Rapid transit station in the UAE

DMCC (مركز دبي للسلع المتعددة; formerly Jumeirah Lakes Towers) is a rapid transit station on the Red Line of the Dubai Metro in Dubai, UAE.

The station opened on 15 October 2010 as Jumeirah Lakes Towers, along with four other intermediate stations on the Red Line. The station is named after Dubai Multi Commodities Centre.

The station closed on 16 April 2024 due to flood along with other stations that have been affected due to flood but it reopened in May 2024 after modifications

==Location==
DMCC station is situated at the southern end of both the Jumeirah Lakes Towers and Dubai Marina developments, the former to the east and the latter to the west of the station. It is the closest Metro stop to many well-known buildings, including Almas Tower.

==Station layout==
DMCC station lies on a viaduct paralleling the eastern side of Sheikh Zayed Road. It is characterised as a type 2 elevated station, indicating that it utilises a side platform setup with two tracks and an elevated concourse between street and platform level. Pedestrian access is aided by skybridges across Sheikh Zayed Road, with entrances near Indigo Tower to the east and Horizon Tower to the left.

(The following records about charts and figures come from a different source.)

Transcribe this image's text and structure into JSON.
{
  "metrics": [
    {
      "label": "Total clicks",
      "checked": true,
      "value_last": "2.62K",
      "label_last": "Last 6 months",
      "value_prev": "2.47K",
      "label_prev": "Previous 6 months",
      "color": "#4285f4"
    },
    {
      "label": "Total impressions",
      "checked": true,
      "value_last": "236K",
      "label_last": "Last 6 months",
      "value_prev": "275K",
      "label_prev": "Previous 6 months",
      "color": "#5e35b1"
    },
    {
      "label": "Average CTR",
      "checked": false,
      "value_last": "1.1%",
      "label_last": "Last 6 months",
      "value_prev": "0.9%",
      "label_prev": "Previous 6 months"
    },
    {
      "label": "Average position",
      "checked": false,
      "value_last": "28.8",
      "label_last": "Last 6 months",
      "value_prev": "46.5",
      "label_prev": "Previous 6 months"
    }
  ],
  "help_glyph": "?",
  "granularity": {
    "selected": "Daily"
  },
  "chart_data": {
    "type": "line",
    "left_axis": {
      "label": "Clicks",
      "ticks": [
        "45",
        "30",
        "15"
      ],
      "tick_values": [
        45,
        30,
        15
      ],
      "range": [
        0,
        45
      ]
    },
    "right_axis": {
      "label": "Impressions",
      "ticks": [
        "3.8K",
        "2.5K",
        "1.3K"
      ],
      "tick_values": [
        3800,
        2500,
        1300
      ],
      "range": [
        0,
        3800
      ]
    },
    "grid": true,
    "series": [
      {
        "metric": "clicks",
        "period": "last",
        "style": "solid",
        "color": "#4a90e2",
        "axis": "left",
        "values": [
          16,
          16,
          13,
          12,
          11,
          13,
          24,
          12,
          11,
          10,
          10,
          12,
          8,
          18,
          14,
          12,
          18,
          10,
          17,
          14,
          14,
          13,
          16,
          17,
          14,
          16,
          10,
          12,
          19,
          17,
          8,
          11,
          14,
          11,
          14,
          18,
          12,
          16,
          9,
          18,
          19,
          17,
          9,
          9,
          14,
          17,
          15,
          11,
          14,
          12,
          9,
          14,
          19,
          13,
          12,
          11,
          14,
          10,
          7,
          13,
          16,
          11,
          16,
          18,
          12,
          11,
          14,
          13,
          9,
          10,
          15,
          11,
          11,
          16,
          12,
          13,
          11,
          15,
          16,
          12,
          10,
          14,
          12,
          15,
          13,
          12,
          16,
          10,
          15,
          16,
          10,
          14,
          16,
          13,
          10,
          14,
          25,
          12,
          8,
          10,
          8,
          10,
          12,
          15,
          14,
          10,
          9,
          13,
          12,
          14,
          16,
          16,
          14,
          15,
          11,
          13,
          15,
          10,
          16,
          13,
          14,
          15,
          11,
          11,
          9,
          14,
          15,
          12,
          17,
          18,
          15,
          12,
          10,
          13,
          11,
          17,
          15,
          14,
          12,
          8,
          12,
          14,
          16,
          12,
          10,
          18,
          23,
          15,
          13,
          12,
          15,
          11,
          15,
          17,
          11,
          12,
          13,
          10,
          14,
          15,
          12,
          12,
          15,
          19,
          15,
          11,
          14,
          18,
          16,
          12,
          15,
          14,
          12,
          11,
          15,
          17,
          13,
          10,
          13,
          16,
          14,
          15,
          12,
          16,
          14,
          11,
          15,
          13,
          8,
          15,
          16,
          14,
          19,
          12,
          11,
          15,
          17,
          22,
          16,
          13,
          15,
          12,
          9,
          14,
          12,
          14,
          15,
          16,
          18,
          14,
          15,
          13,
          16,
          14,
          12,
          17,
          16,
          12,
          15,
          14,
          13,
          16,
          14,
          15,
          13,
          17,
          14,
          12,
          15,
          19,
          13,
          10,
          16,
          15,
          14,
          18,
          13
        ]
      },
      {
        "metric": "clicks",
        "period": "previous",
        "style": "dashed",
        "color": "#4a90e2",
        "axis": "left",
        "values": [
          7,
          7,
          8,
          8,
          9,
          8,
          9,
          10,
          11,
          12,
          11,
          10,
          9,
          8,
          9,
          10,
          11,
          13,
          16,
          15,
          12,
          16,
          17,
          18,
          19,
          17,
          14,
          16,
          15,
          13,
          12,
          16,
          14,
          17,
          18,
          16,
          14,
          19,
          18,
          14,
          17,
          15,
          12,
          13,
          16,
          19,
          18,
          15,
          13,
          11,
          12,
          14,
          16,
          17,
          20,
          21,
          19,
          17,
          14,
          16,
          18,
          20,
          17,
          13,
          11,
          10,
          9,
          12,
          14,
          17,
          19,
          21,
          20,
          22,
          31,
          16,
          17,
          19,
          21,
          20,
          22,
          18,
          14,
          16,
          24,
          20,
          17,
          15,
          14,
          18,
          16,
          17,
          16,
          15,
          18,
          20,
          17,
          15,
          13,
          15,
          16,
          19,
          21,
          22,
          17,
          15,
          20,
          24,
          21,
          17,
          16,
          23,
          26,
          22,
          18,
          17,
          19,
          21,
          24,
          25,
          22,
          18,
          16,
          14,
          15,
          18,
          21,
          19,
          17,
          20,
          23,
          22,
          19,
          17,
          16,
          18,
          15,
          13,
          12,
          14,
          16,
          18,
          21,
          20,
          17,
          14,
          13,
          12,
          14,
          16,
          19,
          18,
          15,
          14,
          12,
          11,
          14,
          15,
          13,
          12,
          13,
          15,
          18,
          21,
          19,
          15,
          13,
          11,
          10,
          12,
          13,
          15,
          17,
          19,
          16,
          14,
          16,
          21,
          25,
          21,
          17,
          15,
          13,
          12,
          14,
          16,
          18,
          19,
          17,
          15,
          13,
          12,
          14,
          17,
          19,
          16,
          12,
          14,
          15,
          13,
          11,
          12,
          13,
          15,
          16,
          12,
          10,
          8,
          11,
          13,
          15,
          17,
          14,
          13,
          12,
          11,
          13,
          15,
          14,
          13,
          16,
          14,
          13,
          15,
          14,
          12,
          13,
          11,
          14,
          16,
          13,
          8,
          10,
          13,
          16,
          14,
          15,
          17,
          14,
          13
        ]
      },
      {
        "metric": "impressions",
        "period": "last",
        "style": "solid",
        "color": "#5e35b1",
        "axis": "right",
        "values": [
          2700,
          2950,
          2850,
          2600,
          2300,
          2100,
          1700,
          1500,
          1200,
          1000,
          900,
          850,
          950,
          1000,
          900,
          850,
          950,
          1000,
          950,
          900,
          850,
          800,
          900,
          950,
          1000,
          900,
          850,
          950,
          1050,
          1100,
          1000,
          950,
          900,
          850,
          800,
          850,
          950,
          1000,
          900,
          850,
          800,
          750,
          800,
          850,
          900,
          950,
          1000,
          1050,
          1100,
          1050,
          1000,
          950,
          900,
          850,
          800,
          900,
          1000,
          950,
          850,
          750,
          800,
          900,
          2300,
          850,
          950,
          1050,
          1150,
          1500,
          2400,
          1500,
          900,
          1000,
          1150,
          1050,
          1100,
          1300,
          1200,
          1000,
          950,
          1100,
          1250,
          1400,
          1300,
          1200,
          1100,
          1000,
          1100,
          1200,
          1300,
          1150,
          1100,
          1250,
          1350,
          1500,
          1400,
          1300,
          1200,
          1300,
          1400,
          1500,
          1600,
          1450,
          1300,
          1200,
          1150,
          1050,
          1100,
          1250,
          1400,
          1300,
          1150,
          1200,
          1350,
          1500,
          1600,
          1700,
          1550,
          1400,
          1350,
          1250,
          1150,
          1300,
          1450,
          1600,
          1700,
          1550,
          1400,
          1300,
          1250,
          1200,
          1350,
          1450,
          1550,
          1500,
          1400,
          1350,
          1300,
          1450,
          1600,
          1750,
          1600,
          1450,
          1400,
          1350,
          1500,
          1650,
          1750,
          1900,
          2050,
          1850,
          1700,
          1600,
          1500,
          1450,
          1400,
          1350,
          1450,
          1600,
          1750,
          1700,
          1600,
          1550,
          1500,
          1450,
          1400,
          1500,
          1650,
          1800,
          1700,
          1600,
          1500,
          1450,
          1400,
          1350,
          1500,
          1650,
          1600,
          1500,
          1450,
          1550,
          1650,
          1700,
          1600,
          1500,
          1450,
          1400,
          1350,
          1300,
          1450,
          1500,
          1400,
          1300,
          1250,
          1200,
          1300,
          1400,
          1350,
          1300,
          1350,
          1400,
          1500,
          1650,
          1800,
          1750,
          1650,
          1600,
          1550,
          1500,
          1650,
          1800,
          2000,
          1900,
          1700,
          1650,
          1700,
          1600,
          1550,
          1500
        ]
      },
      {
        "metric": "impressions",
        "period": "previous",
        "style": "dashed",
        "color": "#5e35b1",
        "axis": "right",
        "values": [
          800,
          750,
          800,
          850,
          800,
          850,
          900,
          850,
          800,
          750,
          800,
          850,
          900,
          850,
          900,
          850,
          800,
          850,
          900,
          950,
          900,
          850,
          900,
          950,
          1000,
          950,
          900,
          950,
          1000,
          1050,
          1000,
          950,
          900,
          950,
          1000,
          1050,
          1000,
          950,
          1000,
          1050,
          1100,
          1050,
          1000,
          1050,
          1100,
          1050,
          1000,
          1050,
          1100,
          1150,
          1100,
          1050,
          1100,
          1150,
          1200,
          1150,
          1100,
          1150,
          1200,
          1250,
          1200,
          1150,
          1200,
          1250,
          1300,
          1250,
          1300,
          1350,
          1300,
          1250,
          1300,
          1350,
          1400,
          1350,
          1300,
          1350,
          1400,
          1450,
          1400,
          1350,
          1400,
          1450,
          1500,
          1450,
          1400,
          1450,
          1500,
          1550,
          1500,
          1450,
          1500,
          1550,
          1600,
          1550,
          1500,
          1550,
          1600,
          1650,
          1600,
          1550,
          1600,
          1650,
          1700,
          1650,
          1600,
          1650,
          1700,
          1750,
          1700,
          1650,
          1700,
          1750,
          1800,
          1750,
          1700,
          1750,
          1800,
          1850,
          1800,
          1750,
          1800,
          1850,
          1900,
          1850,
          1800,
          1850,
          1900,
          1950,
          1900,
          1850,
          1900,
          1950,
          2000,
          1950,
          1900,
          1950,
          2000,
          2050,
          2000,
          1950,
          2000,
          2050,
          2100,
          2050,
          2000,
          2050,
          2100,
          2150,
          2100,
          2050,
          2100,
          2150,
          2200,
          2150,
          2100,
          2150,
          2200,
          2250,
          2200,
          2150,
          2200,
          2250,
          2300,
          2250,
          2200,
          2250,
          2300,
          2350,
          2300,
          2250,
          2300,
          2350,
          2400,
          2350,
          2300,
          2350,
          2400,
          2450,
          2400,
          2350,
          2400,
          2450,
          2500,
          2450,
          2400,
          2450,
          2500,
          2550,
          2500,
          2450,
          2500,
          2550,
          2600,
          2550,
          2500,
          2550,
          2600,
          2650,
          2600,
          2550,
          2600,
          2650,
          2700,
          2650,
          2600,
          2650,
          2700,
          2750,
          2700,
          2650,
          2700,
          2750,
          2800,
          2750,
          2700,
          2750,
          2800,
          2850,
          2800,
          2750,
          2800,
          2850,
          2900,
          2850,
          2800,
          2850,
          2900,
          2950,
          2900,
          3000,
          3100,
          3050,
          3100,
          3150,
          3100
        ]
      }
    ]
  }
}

| G | Street level | Exit/Entrance |
| L1 | Concourse | Automatic Fare Collection gates, station agent, crossover |
| L2 | Side platform | Doors will open on the right |
| Platform 2 Southbound | Towards ← Life Pharmacy / Expo 2020 Next Station: National Paints Passengers heading towards Life Pharmacy or Expo 2020 may alight at the next station |
| Platform 1 Northbound | Towards → Centrepoint Next Station: Sobha Realty Passengers may alight at the next station for Dubai Tram |
Side platform | Doors will open on the right

==Developments==
From January 2018 to April 2019, the Red Line between the DMCC and Ibn Battuta stations was closed for an extension to the Dubai Metro system. The station acted as the western terminus for trains from Rashidiya due to the suspension of the Red Line between Jumeirah Lake Towers and Ibn Batutta in order to accommodate the Expo 2020 extension constructed at Nakheel Harbour & Tower. A crossover to the west of the station facilitated the reversal of trains.